Dans une salle lumineuse, style années 1970, le président Paul Biya entre à pas lents, mais sa voix est assurée. Après les propos préliminaires des deux chefs d’État, place aux questions. « Monsieur le président Paul Biya, espérez-vous briguer un nouveau mandat en 2025 ou souhaitez-vous qu’une nouvelle génération porte les couleurs de votre parti à la prochaine présidentielle ? »
Paul Biya demande alors à ce que la question lui soit répétée. « Je n’entends pas », dit-il. Après un deuxième essai, c’est finalement Emmanuel Macron debout à sa droite qui s’en fait le relais : « Monsieur le président Biya, est-ce que vous briguez un nouveau mandat en 2025 pour le compte du parti ? »
Alors, avec humour et esprit, Paul Biya répond d’une voix marquée par les années, mais ferme : « Le Cameroun est dirigé conformément à sa Constitution. Selon cette Constitution, le mandat que je mène a une durée de sept ans. Alors, essayez de faire la soustraction et vous saurez combien de temps il me reste à diriger le pays. Mais autrement, quand ce mandat arrivera à expiration, vous serez informé sur le point de savoir si je reste ou si je m’en vais au village. »
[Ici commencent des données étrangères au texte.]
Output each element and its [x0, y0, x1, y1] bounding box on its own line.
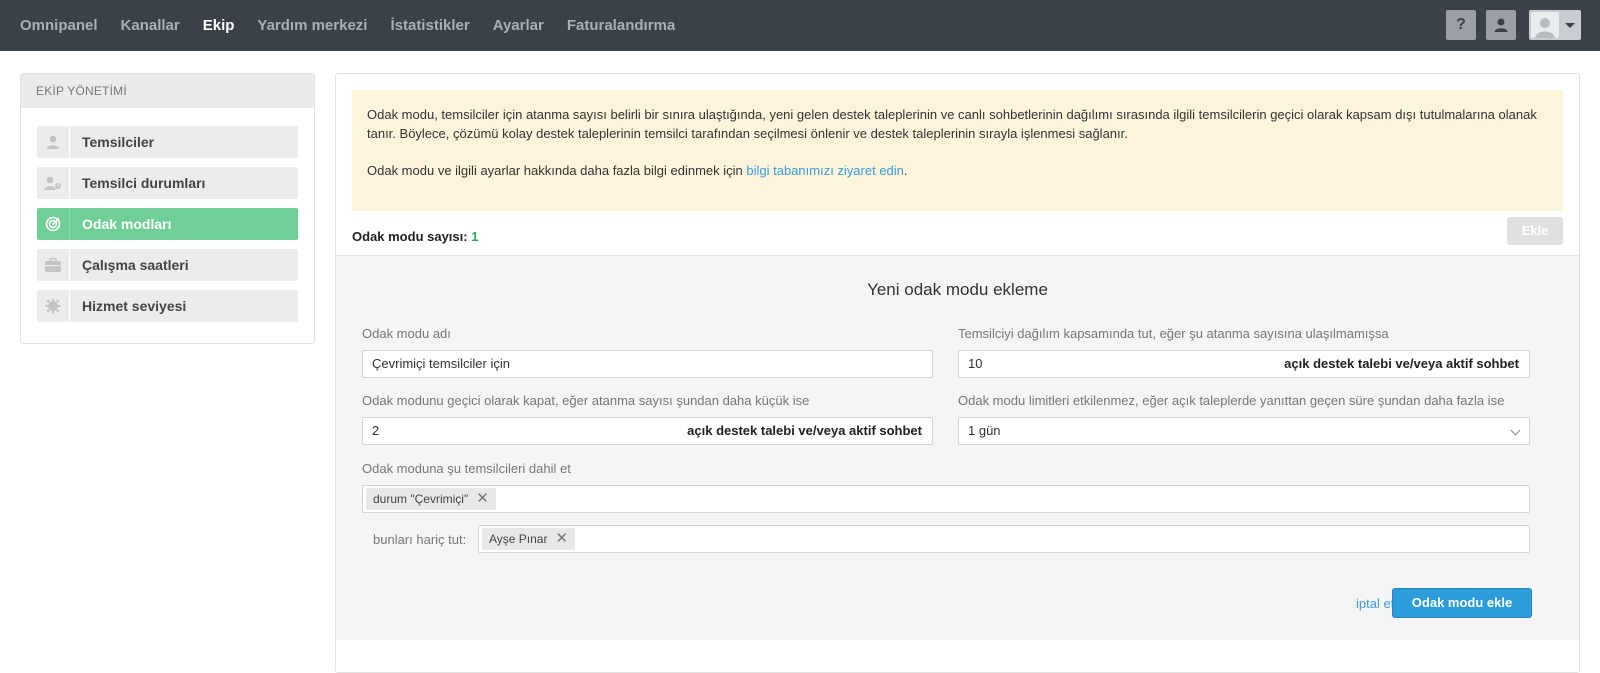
include-agents-input[interactable]: durum "Çevrimiçi" ✕: [362, 485, 1530, 513]
avatar: [1531, 12, 1559, 38]
keep-threshold-input[interactable]: 10 açık destek talebi ve/veya aktif sohb…: [958, 350, 1530, 378]
target-icon: [37, 208, 70, 240]
keep-threshold-label: Temsilciyi dağılım kapsamında tut, eğer …: [958, 326, 1389, 341]
sidebar-item-temsilci-durumlari[interactable]: Temsilci durumları: [37, 167, 298, 199]
exclude-tag: Ayşe Pınar ✕: [482, 528, 576, 550]
close-threshold-label: Odak modunu geçici olarak kapat, eğer at…: [362, 393, 810, 408]
notice-text-end: .: [903, 163, 908, 178]
nav-yardim-merkezi[interactable]: Yardım merkezi: [257, 17, 367, 34]
user-status-icon: [37, 167, 70, 199]
user-icon: [1494, 18, 1508, 32]
include-tag: durum "Çevrimiçi" ✕: [366, 488, 496, 510]
info-notice: Odak modu, temsilciler için atanma sayıs…: [352, 90, 1563, 211]
exclude-agents-input[interactable]: Ayşe Pınar ✕: [478, 525, 1530, 553]
name-label: Odak modu adı: [362, 326, 451, 341]
count-value: 1: [471, 229, 479, 244]
sidebar-heading: EKİP YÖNETİMİ: [21, 74, 314, 108]
cancel-link[interactable]: iptal et: [1356, 596, 1394, 611]
gear-icon: [37, 290, 70, 322]
nav-ayarlar[interactable]: Ayarlar: [493, 17, 544, 34]
close-threshold-value: 2: [372, 423, 380, 438]
name-input-value: Çevrimiçi temsilciler için: [372, 356, 510, 371]
sidebar-item-label: Çalışma saatleri: [82, 257, 189, 273]
sidebar-item-label: Odak modları: [82, 216, 172, 232]
close-icon[interactable]: ✕: [476, 488, 489, 510]
nav-omnipanel[interactable]: Omnipanel: [20, 17, 98, 34]
limit-duration-label: Odak modu limitleri etkilenmez, eğer açı…: [958, 393, 1505, 408]
main-nav: Omnipanel Kanallar Ekip Yardım merkezi İ…: [20, 0, 698, 51]
nav-ekip[interactable]: Ekip: [203, 17, 235, 34]
nav-kanallar[interactable]: Kanallar: [121, 17, 180, 34]
focus-mode-count-row: Odak modu sayısı: 1 Ekle: [352, 217, 1563, 257]
sidebar-item-label: Hizmet seviyesi: [82, 298, 187, 314]
exclude-agents-label: bunları hariç tut:: [373, 532, 467, 547]
keep-threshold-suffix: açık destek talebi ve/veya aktif sohbet: [1284, 356, 1519, 371]
sidebar-item-hizmet-seviyesi[interactable]: Hizmet seviyesi: [37, 290, 298, 322]
sidebar-item-odak-modlari[interactable]: Odak modları: [37, 208, 298, 240]
avatar-placeholder-icon: [1535, 18, 1555, 38]
top-nav-bar: Omnipanel Kanallar Ekip Yardım merkezi İ…: [0, 0, 1600, 51]
chevron-down-icon: [1565, 22, 1575, 28]
team-management-sidebar: EKİP YÖNETİMİ Temsilciler Temsilci durum…: [20, 73, 315, 344]
briefcase-icon: [37, 249, 70, 281]
include-agents-label: Odak moduna şu temsilcileri dahil et: [362, 461, 571, 476]
sidebar-item-calisma-saatleri[interactable]: Çalışma saatleri: [37, 249, 298, 281]
help-button[interactable]: ?: [1446, 10, 1476, 40]
new-focus-mode-form: Yeni odak modu ekleme Odak modu adı Çevr…: [336, 255, 1579, 640]
exclude-tag-label: Ayşe Pınar: [489, 532, 548, 546]
knowledge-base-link[interactable]: bilgi tabanımızı ziyaret edin: [746, 163, 904, 178]
form-title: Yeni odak modu ekleme: [867, 280, 1048, 299]
focus-mode-count: Odak modu sayısı: 1: [352, 229, 478, 244]
notice-paragraph-2: Odak modu ve ilgili ayarlar hakkında dah…: [367, 161, 1548, 180]
add-focus-mode-button[interactable]: Odak modu ekle: [1392, 588, 1532, 618]
profile-button[interactable]: [1486, 10, 1516, 40]
include-tag-label: durum "Çevrimiçi": [373, 492, 469, 506]
nav-faturalandirma[interactable]: Faturalandırma: [567, 17, 675, 34]
close-threshold-input[interactable]: 2 açık destek talebi ve/veya aktif sohbe…: [362, 417, 933, 445]
nav-istatistikler[interactable]: İstatistikler: [390, 17, 469, 34]
keep-threshold-value: 10: [968, 356, 983, 371]
limit-duration-value: 1 gün: [968, 423, 1001, 438]
close-threshold-suffix: açık destek talebi ve/veya aktif sohbet: [687, 423, 922, 438]
chevron-down-icon: [1510, 425, 1521, 436]
limit-duration-select[interactable]: 1 gün: [958, 417, 1530, 445]
add-button[interactable]: Ekle: [1507, 217, 1563, 245]
sidebar-item-label: Temsilci durumları: [82, 175, 206, 191]
name-input[interactable]: Çevrimiçi temsilciler için: [362, 350, 933, 378]
sidebar-item-temsilciler[interactable]: Temsilciler: [37, 126, 298, 158]
help-icon: ?: [1456, 16, 1466, 33]
notice-paragraph-1: Odak modu, temsilciler için atanma sayıs…: [367, 107, 1537, 141]
user-icon: [37, 126, 70, 158]
notice-text: Odak modu ve ilgili ayarlar hakkında dah…: [367, 163, 747, 178]
focus-modes-panel: Odak modu, temsilciler için atanma sayıs…: [335, 73, 1580, 673]
account-menu-button[interactable]: [1529, 10, 1581, 40]
count-label: Odak modu sayısı:: [352, 229, 472, 244]
close-icon[interactable]: ✕: [555, 528, 568, 550]
sidebar-item-label: Temsilciler: [82, 134, 155, 150]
Réponse applaudie en salle de presse. Les ambitieux de tous bords, y compris dans son propre camp, devront donc prendre leur mal en patience pendant trois ans au moins, le temps légal qu’il reste à Paul Biya pour achever l’actuel mandat et donne une peu plus de clarté à l’horizon politique. Paul Biya, 89 ans, en est à son septième mandat à la tête du Cameroun.
Guerre de succession
L’opposition estime notamment que le chef de l’Etat devrait arrêter d’entretenir le mystère et préparer sa succession. « Dans son camp, il y a aujourd’hui tellement de personnes qui ont accumulé expérience et argent que l’ambition sommeille forcément en beaucoup d’entre eux, analyse Cabral Libii, président du parti PCRN. Les guerres des factions que l’on observe au Cameroun, qui ne sont plus larvées, et qui affectent malheureusement le fonctionnement des institutions, attestent de cela. »
« Cela a été un mauvais choix que de préserver le mystère, estime le député d’opposition. Je crois qu’il faut arrêter ce jeu de cache-cache qui, de toute évidence, ne porte pas de fruits et il devrait plutôt se montrer beaucoup plus précis sur la question. Nous ne voulons pas que le pays subisse les affres de guéguerres internes. Nous voulons un jeu démocratique en 2025 qui soit saint. »
La succession est féroce. Toute indication du chef de l’Etat pourrait envenimer la situation. Donc je crois que compte tenu de ce que lui a comme idée de l’affaire, il faudra encore attendre longtemps. Mon sentiment c’est que, quand on écoute son entourage, tout est mis en œuvre pour qu’il se représente en 2025, sauf si la pression à l’intérieur du pays l’amène à envisager une solution différente.